At the same time, Trump is retreating further into his information cocoon, safe from unwanted facts and contrary data points. Trump aide Stephen Miller has been helping to build this happy place for Trump. When the administration was debating a refugee cap, the New York Times reported recently, Miller intervened "to ensure that only the costs — not any fiscal benefit — of [admitting more refugees] were considered."
Alas, such solutions are imperfect, for they do not sway those Americans who still reside in reality-based communities. A better fix is needed. And, happily, the Trump administration has already happened on one: moving the goal posts.
Take, for example, the pesky goal of getting broadband service to more Americans. The Trump-era Federal Communications Commission has discovered that it is not on target to reach broadband access goals set in 2015. So, as The Post's Brian Fung reports, the FCC is considering a solution: Lower the definition of broadband from 25 megabits per second to, say, 10. Instantly, millions of Americans would have "broadband" — without Internet speeds changing. Problem solved.
At the Federal Aviation Administration, likewise, an advisory panel has decided it's too hard for airlines to hit the requirement that pilots have 1,500 hours of training, so it wants to count classroom work toward that total rather than just flying experience. The industry gets more pilots, and the flying public can rest assured that if airline pilots no longer know enough about flying planes, they at least have read books on the subject. Problem solved.
The president seems to be warming to goal-post shifting. On the eve of the latest Obamacare-repeal failure, he told reporters: "Eventually we'll win, whether it's now or later." A loss is just a victory that has not yet materialized.
Many such redefinitions are perfectly consistent with Trump's promises for deregulation and shrinking government.
The State Department doesn't need so many diplomats if it redefines its mission to remove such cumbersome goals as "democracy promotion." Budget balancing becomes easier if you simply set projected annual growth at 3 percent rather than the 2 percent economists actually expect. And bankers can no longer be accused of favoring profits over a client's best interests when there is no requirement that they do otherwise.
If you think about it broadly, there is no problem Trump can't solve by redefinition.
Trump's promise to rebuild the nation's aging infrastructure, particularly bridges and airports (for one-third the regular price!), is not looking so good. But a simple redefinition could fix this. The American Society of Civil Engineers reports that the average American bridge is 43 years old. But if the Trump administration were to define "years" for infrastructure in Jupiter years rather than Earth years, those same bridges would only be 3.6 years old. Problem solved.

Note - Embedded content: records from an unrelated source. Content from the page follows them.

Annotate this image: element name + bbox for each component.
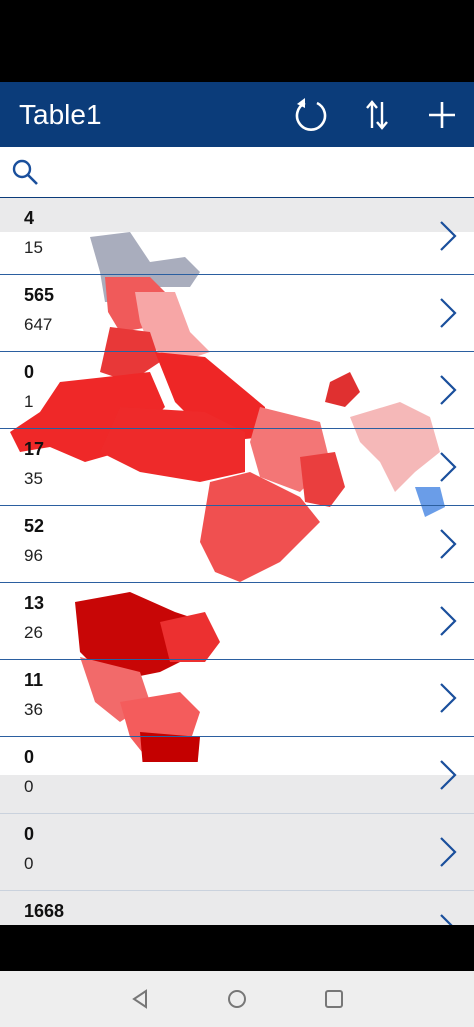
row-title: 1668 [24, 901, 65, 921]
search-input[interactable] [50, 155, 464, 191]
list-item[interactable]: 0 0 [0, 814, 474, 891]
row-subtitle: 647 [24, 315, 53, 334]
row-band [0, 814, 474, 891]
row-subtitle: 36 [24, 700, 43, 719]
search-bar [0, 147, 474, 198]
row-subtitle: 0 [24, 777, 34, 796]
row-title: 13 [24, 593, 45, 613]
chevron-right-icon[interactable] [436, 526, 460, 562]
list-item[interactable]: 0 0 [0, 737, 474, 814]
back-icon[interactable] [128, 987, 152, 1011]
chevron-right-icon[interactable] [436, 680, 460, 716]
row-subtitle: 26 [24, 623, 43, 642]
home-icon[interactable] [225, 987, 249, 1011]
refresh-icon[interactable] [291, 96, 331, 134]
list-item[interactable]: 11 36 [0, 660, 474, 737]
chevron-right-icon[interactable] [436, 757, 460, 793]
list-item[interactable]: 4 15 [0, 198, 474, 275]
app-screen: Table1 4 15 565 647 0 1 17 35 52 96 13 2… [0, 82, 474, 925]
chevron-right-icon[interactable] [436, 295, 460, 331]
row-subtitle: 96 [24, 546, 43, 565]
row-band [0, 198, 474, 232]
row-title: 17 [24, 439, 45, 459]
row-band [0, 891, 474, 925]
row-title: 11 [24, 670, 44, 690]
chevron-right-icon[interactable] [436, 372, 460, 408]
list-item[interactable]: 1668 [0, 891, 474, 925]
row-subtitle: 15 [24, 238, 43, 257]
record-list: 4 15 565 647 0 1 17 35 52 96 13 26 11 36… [0, 198, 474, 925]
row-subtitle: 35 [24, 469, 43, 488]
list-item[interactable]: 52 96 [0, 506, 474, 583]
add-icon[interactable] [422, 96, 462, 134]
row-title: 0 [24, 824, 35, 844]
row-title: 52 [24, 516, 45, 536]
row-title: 4 [24, 208, 35, 228]
app-header: Table1 [0, 82, 474, 147]
chevron-right-icon[interactable] [436, 603, 460, 639]
search-icon[interactable] [10, 157, 40, 187]
row-band [0, 775, 474, 814]
chevron-right-icon[interactable] [436, 911, 460, 925]
chevron-right-icon[interactable] [436, 449, 460, 485]
row-title: 0 [24, 362, 35, 382]
list-item[interactable]: 565 647 [0, 275, 474, 352]
list-item[interactable]: 13 26 [0, 583, 474, 660]
chevron-right-icon[interactable] [436, 218, 460, 254]
recents-icon[interactable] [322, 987, 346, 1011]
row-subtitle: 0 [24, 854, 34, 873]
sort-icon[interactable] [357, 96, 397, 134]
row-title: 0 [24, 747, 35, 767]
row-subtitle: 1 [24, 392, 34, 411]
chevron-right-icon[interactable] [436, 834, 460, 870]
page-title: Table1 [19, 99, 102, 130]
row-title: 565 [24, 285, 55, 305]
status-bar [0, 0, 474, 82]
list-item[interactable]: 0 1 [0, 352, 474, 429]
system-nav-bar [0, 971, 474, 1027]
list-item[interactable]: 17 35 [0, 429, 474, 506]
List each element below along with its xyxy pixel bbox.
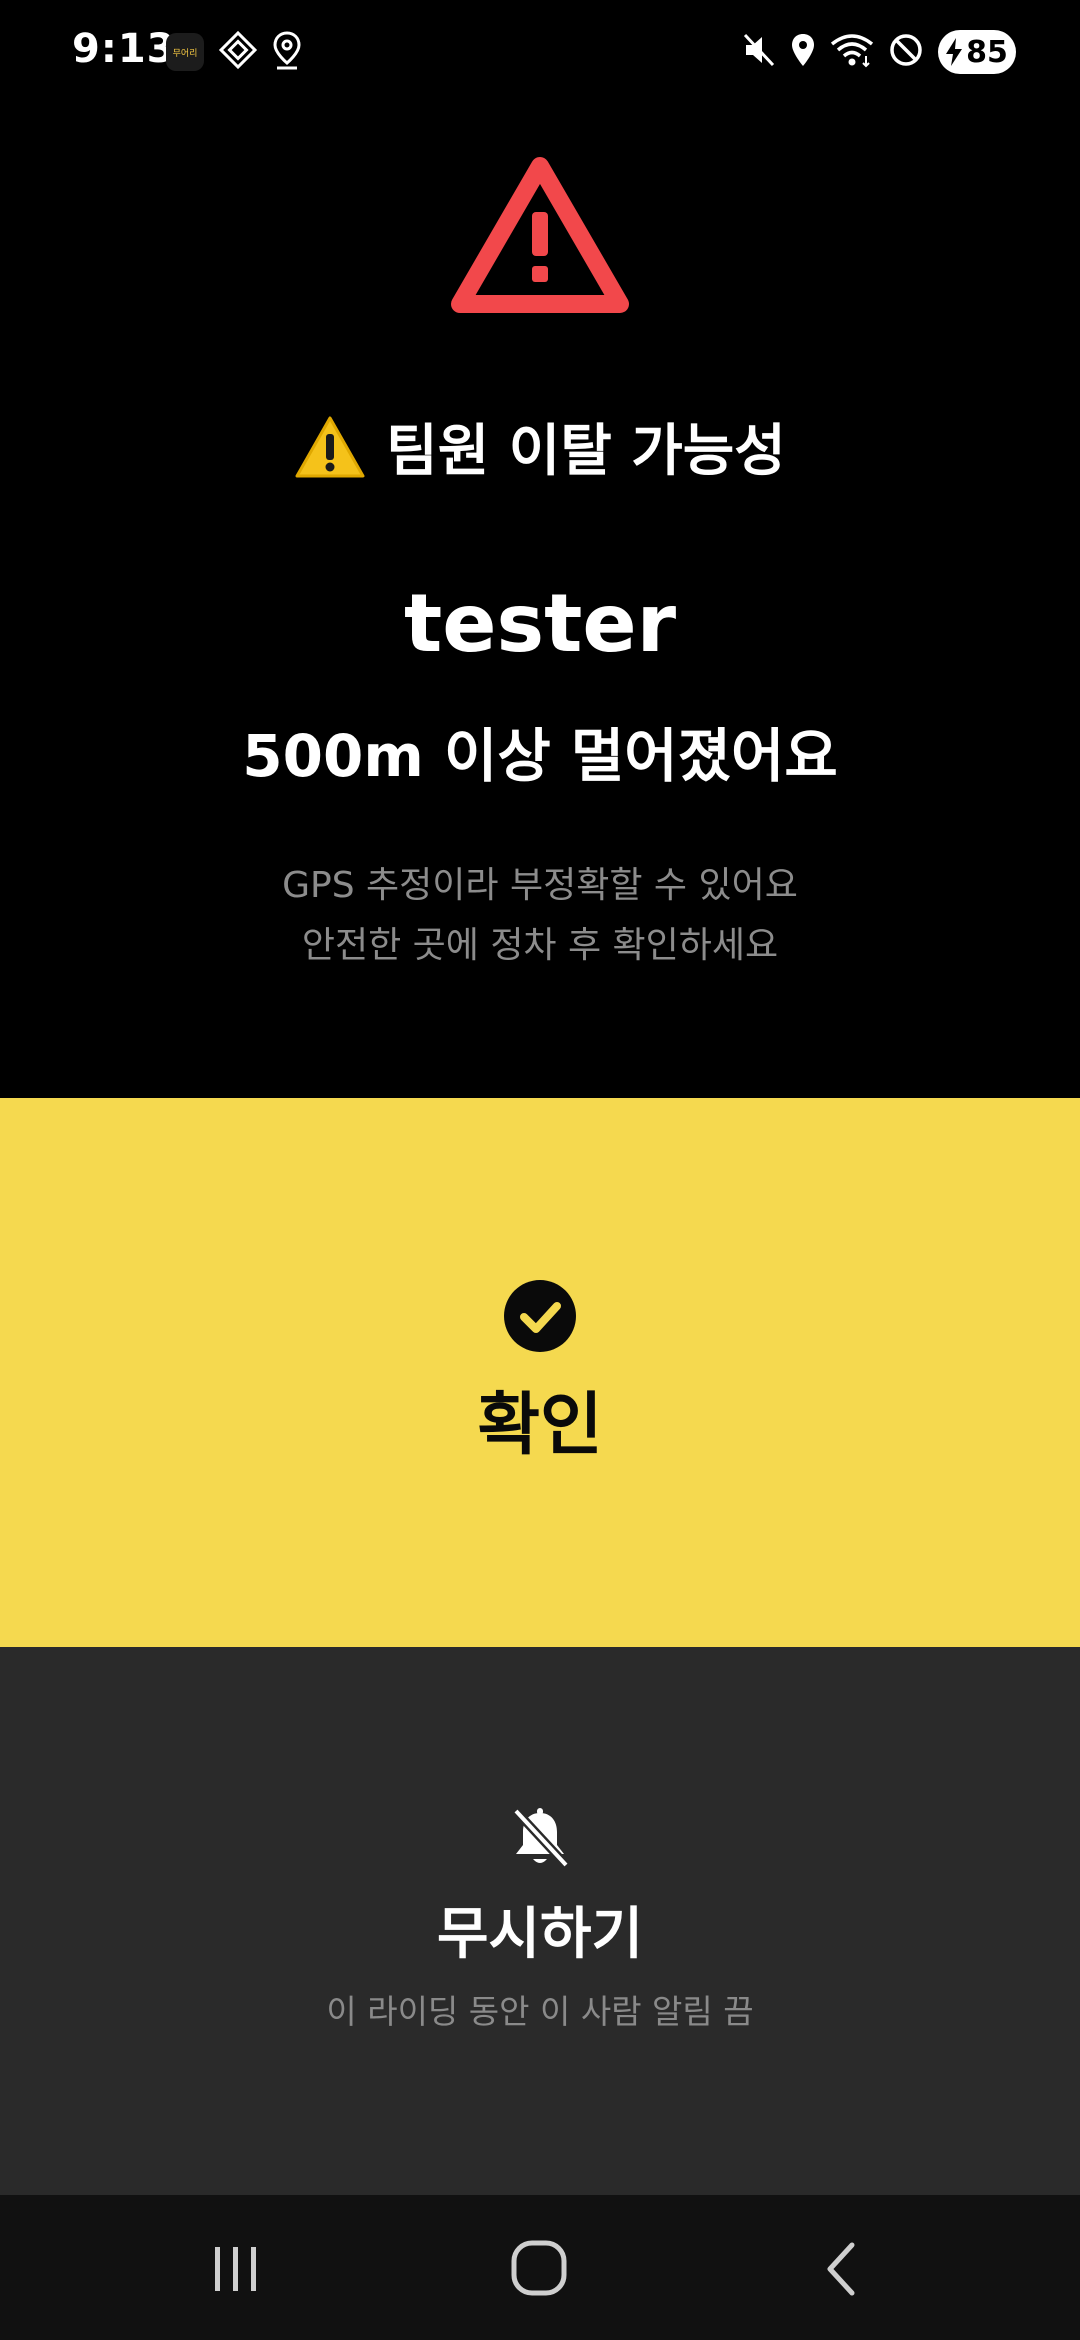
charging-bolt-icon xyxy=(946,38,963,66)
screen: 9:13 무어리 85 팀원 이탈 가능성 tester 500m 이상 멀어졌… xyxy=(0,0,1080,2340)
alert-title: 팀원 이탈 가능성 xyxy=(386,419,786,484)
battery-level: 85 xyxy=(966,34,1008,70)
warning-triangle-icon xyxy=(450,154,630,323)
warning-emoji-icon xyxy=(294,414,366,480)
alert-note-line-2: 안전한 곳에 정차 후 확인하세요 xyxy=(301,925,779,966)
nearby-share-icon xyxy=(218,30,258,74)
mute-icon xyxy=(742,32,776,72)
location-icon xyxy=(790,32,816,72)
back-icon[interactable] xyxy=(818,2239,866,2303)
ignore-sublabel: 이 라이딩 동안 이 사람 알림 끔 xyxy=(326,1992,754,2031)
app-badge-icon: 무어리 xyxy=(166,33,204,71)
recents-icon[interactable] xyxy=(206,2241,266,2301)
ignore-button[interactable]: 무시하기 이 라이딩 동안 이 사람 알림 끔 xyxy=(0,1647,1080,2195)
location-pin-icon xyxy=(272,30,302,74)
alert-section: 팀원 이탈 가능성 tester 500m 이상 멀어졌어요 GPS 추정이라 … xyxy=(0,104,1080,1098)
wifi-icon xyxy=(830,32,874,72)
battery-indicator: 85 xyxy=(938,30,1016,74)
confirm-button[interactable]: 확인 xyxy=(0,1098,1080,1647)
ignore-label: 무시하기 xyxy=(436,1902,644,1967)
do-not-disturb-icon xyxy=(888,32,924,72)
bell-off-icon xyxy=(510,1807,570,1875)
status-left-icons: 무어리 xyxy=(166,30,302,74)
navigation-bar xyxy=(0,2195,1080,2340)
status-right-icons: 85 xyxy=(742,28,1016,76)
status-bar: 9:13 무어리 85 xyxy=(0,0,1080,104)
status-time: 9:13 xyxy=(72,26,176,72)
home-icon[interactable] xyxy=(508,2237,572,2305)
alert-title-row: 팀원 이탈 가능성 xyxy=(0,406,1080,487)
distance-message: 500m 이상 멀어졌어요 xyxy=(242,722,838,790)
alert-note-line-1: GPS 추정이라 부정확할 수 있어요 xyxy=(282,865,798,906)
confirm-label: 확인 xyxy=(477,1386,603,1465)
alert-note: GPS 추정이라 부정확할 수 있어요 안전한 곳에 정차 후 확인하세요 xyxy=(0,856,1080,976)
check-circle-icon xyxy=(502,1278,578,1358)
member-name: tester xyxy=(403,577,677,670)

Trump promised to eliminate, or at least cut in half, the federal debt — but the debt, now $20 trillion, continues to grow. Here, too, a simple change would help. If Trump were to denominate the federal debt in bitcoins (worth $4,170 apiece) instead of dollars, he would instantly cut the debt from 20 trillion to a mere 5 billion. Promise kept.
Trump has pledged to deport 11 million people living illegally in the United States — but it appears his administration is actually deporting fewer people than before. Here, a simple word change would do: Strike the word "illegally." About 15 million people in the United States self-deport each year (we come back when our vacation or business trip is over, but Trump can leave that part out). Goal met.
In a broader sense, Trump's "Make America Great Again" goal won't hold up well when his supporters realize that coal, steel and heavy manufacturing jobs aren't coming back. But what if he redefines greatness, not by the number of jobs but by the number of people who stand for the national anthem at football games?
Greatness is within reach — if we define it down.